# lokale IP abhören



## Sway (24. März 2004)

Hi,

ich suche ein Programm um eine lokale IP abzuhören. Ich hab zwar schon Ethereal probiert, aber der hört keine einzelne IP ab. 

Mein Problem ist, das ich 2 PC im Netzwerk habe, die ständig etwas ins Inetnet sende. Ich würde nun gerne wissen, was sie da für schönes zeug senden. Eigendlich dürften die nix senden!

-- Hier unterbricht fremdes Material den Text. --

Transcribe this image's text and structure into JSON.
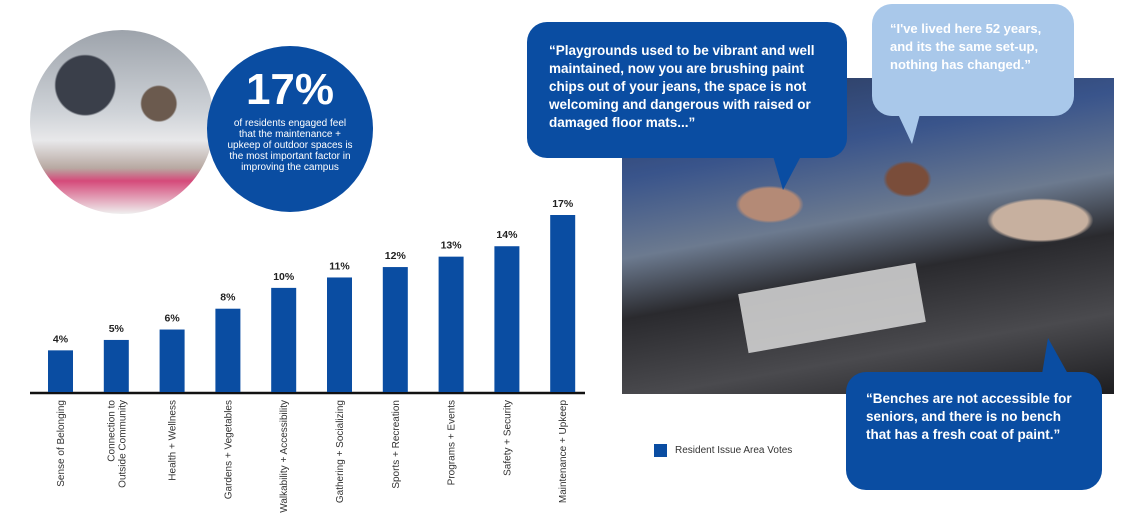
{
  "stat": {
    "value": "17%",
    "text": "of residents engaged feel that the maintenance + upkeep of outdoor spaces is the most important factor in improving the campus"
  },
  "quotes": [
    {
      "text": "“Playgrounds used to be vibrant and well maintained, now you are brushing paint chips out of your jeans, the space is not welcoming and dangerous with raised or damaged floor mats...”"
    },
    {
      "text": "“I've lived here 52 years, and its the same set-up, nothing has changed.”"
    },
    {
      "text": "“Benches are not accessible for seniors, and there is no bench that has a fresh coat of paint.”"
    }
  ],
  "legend": {
    "label": "Resident Issue Area Votes",
    "color": "#0a4da2"
  },
  "chart_data": {
    "type": "bar",
    "categories": [
      "Sense of Belonging",
      "Connection to\nOutside Community",
      "Health + Wellness",
      "Gardens + Vegetables",
      "Walkability + Accessibility",
      "Gathering + Socializing",
      "Sports + Recreation",
      "Programs + Events",
      "Safety + Security",
      "Maintenance + Upkeep"
    ],
    "values": [
      4,
      5,
      6,
      8,
      10,
      11,
      12,
      13,
      14,
      17
    ],
    "value_labels": [
      "4%",
      "5%",
      "6%",
      "8%",
      "10%",
      "11%",
      "12%",
      "13%",
      "14%",
      "17%"
    ],
    "title": "",
    "xlabel": "",
    "ylabel": "",
    "ylim": [
      0,
      17
    ],
    "grid": false,
    "series": [
      {
        "name": "Resident Issue Area Votes",
        "values": [
          4,
          5,
          6,
          8,
          10,
          11,
          12,
          13,
          14,
          17
        ]
      }
    ],
    "color": "#0a4da2"
  }
}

Bei google find ich leider nix passendes für Windows. Vielleicht kennt ihr ja ein Programm.


----------



## gothic ghost (24. März 2004)

*IP's checken*

hi,
du müßtest doch mit " Tracerout " feststellen können
wohin gesendet wird.  
Hast du evtl. einen DNS-Server im Web eingetragen ?

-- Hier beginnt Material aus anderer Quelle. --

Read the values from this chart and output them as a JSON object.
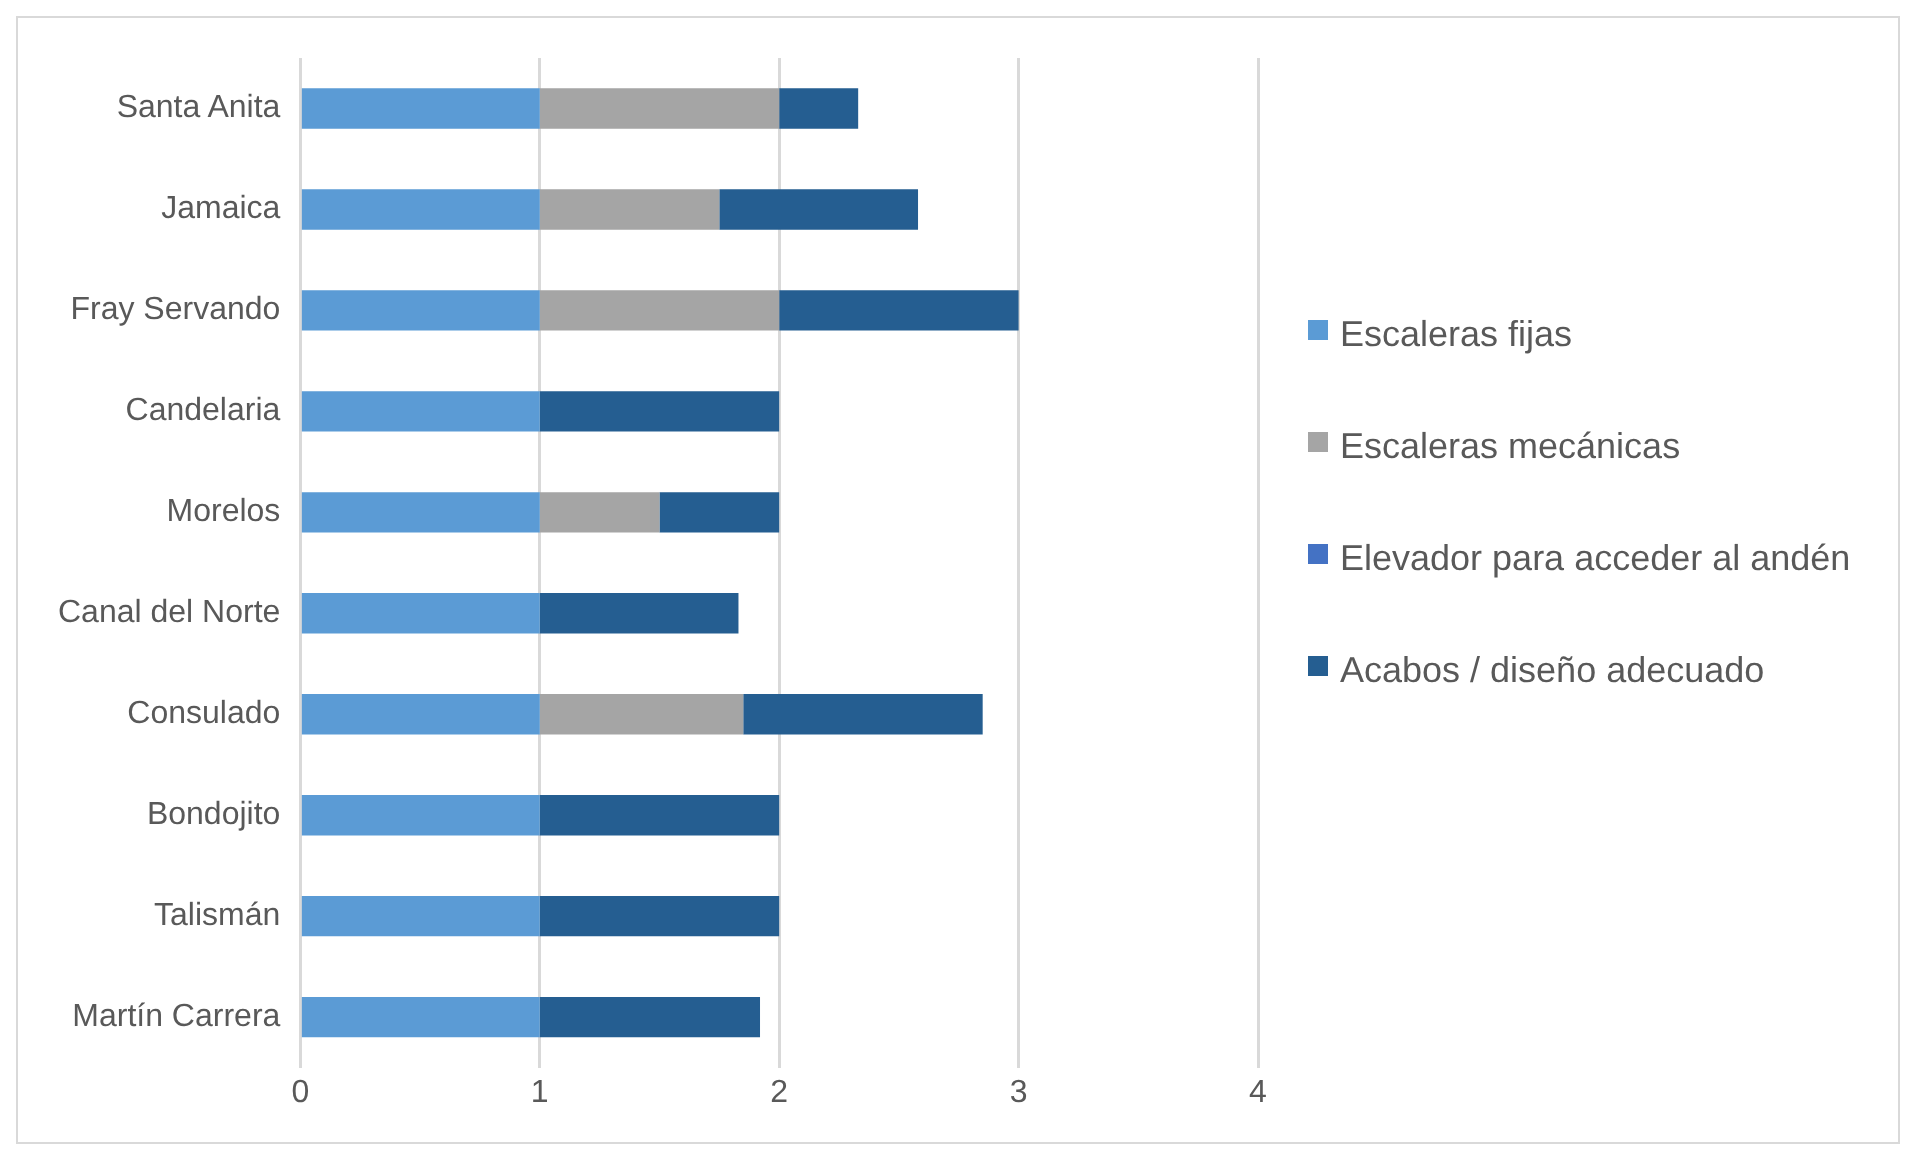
{
  "chart_data": {
    "type": "bar",
    "orientation": "horizontal",
    "stacked": true,
    "categories": [
      "Santa Anita",
      "Jamaica",
      "Fray Servando",
      "Candelaria",
      "Morelos",
      "Canal del Norte",
      "Consulado",
      "Bondojito",
      "Talismán",
      "Martín Carrera"
    ],
    "series": [
      {
        "name": "Escaleras fijas",
        "color": "#5b9bd5",
        "values": [
          1,
          1,
          1,
          1,
          1,
          1,
          1,
          1,
          1,
          1
        ]
      },
      {
        "name": "Escaleras mecánicas",
        "color": "#a5a5a5",
        "values": [
          1,
          0.75,
          1,
          0,
          0.5,
          0,
          0.85,
          0,
          0,
          0
        ]
      },
      {
        "name": "Elevador para acceder al andén",
        "color": "#4472c4",
        "values": [
          0,
          0,
          0,
          0,
          0,
          0,
          0,
          0,
          0,
          0
        ]
      },
      {
        "name": "Acabos / diseño adecuado",
        "color": "#255e91",
        "values": [
          0.33,
          0.83,
          1,
          1,
          0.5,
          0.83,
          1,
          1,
          1,
          0.92
        ]
      }
    ],
    "xlim": [
      0,
      4
    ],
    "xticks": [
      0,
      1,
      2,
      3,
      4
    ],
    "grid": "x",
    "legend": "right"
  }
}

Ach ja, ist ja für Windows,

ist vielleicht eine Möglichkeit so_in_etwa wie.


----------



## Sway (24. März 2004)

Ich meinte eher ein tool, womit ich per dritten PC abhören kann, was die andern beiden machen. Um local was laufen zu haben, reicht mir ja "Ethereal".


----------



## FrankO (25. März 2004)

wie sind die beiden PCs miteinander verbunden? 
Was du brauchst ist eigentlich nur ein Hub (keinen Switch) dazwischen, an Du auch den 3. PC anschließt dann kannst du mit Ethereal den gesamten Verkehr abhören.
Mit Paketyzer, der auf Ethereal aufsetzt, gehts sogar in Realtime, danach die Pakete nach IP filtern.


----------



## Sway (25. März 2004)

ach stimmt ja, beim switch werden die Packete direkt an die IP gesendet. Daran hab ich jetzt garnicht gedacht.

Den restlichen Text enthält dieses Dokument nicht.